Opinión

La palabra y el odio

Todo empieza con la palabra. Es el orden natural de lo que sucede en el mundo, bueno o malo. Antes que los gestos, los símbolos, los emblemas, los escudos o las insignias, está la palabra. Es la mecha imprescindible para prender una bomba, sin ella no se enciende nada. Despreciar la palabra y dejarla huérfana de consecuencias y acciones futuras solo demuestra la ignorancia de quien lo abandera. Desconozco el por qué, pero los alféreces suelen ser políticos, aquí y a miles de kilómetros, ahora y en tiempos pasados.
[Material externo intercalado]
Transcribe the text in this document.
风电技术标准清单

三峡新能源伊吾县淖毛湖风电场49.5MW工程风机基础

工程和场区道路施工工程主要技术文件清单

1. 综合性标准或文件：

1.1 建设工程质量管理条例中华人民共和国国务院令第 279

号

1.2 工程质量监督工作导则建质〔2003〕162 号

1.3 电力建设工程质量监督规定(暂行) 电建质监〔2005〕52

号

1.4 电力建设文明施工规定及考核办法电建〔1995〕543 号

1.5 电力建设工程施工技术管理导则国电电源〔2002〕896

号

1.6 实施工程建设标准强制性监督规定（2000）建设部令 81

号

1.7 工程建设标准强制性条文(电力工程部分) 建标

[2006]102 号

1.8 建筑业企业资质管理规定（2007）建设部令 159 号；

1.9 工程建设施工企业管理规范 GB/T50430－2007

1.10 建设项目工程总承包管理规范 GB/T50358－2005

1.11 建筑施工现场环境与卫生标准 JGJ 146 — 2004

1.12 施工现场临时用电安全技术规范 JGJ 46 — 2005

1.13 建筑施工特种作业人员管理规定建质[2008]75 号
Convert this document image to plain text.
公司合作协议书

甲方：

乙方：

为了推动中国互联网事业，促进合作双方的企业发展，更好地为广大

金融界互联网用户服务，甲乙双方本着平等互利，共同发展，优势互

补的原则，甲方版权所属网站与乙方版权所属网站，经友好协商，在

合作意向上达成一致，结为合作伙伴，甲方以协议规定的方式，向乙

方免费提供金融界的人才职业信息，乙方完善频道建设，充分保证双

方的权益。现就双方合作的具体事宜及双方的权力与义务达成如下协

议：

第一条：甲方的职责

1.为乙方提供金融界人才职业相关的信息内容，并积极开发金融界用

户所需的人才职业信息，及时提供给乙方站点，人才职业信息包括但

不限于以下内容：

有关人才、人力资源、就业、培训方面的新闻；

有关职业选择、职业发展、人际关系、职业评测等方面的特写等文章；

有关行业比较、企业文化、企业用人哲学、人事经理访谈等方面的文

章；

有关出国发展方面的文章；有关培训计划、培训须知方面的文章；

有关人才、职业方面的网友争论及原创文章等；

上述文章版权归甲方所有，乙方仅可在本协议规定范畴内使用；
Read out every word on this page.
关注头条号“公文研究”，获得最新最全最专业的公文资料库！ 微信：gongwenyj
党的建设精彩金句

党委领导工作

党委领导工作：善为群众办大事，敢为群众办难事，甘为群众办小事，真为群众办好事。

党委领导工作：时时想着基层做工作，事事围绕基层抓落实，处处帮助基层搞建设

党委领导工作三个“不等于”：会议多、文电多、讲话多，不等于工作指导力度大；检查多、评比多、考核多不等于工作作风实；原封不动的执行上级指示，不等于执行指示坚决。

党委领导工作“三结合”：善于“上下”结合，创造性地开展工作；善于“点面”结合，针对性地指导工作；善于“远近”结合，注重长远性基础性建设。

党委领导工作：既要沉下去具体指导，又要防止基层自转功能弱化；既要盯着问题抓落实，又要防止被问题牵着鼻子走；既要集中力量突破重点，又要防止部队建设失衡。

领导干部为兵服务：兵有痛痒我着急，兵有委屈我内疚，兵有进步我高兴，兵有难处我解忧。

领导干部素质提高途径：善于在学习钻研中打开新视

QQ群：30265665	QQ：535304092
Para el escritor francés Charles Baudelaire, el odio es un borracho al fondo de una taberna que constantemente renueva su sed con la bebida. Tenemos el mundo lleno de borrachos rozando el coma etílico y con una sed insaciable que van dando tumbos, golpeándose con unos y con otros. Es un alcoholismo contagioso porque este borracho obliga a beber a los demás, incluso a los abstemios, y utiliza las palabras para transmitir esa embriaguez de exaltación y sueños de grandeza. El discurso de Hitler sobre la Gran Alemania contagió, casi 50 años después, a Slodoban Milosevic en su discurso de Gazimestán pronunciado el 28 de junio de 1989 ante un millón de serbios durante la conmemoración del seiscientos aniversario de la batalla de Kosovo, arengándoles a la restauración de la Gran Serbia. Dicho y hecho. Todo comienza con una palabra pronunciada o escrita por alguien: una agresión, un bombardeo, una guerra. También una solución, un consuelo o una conciliación. Dar a la palabra el lugar y la importancia que le corresponde sería un inicio.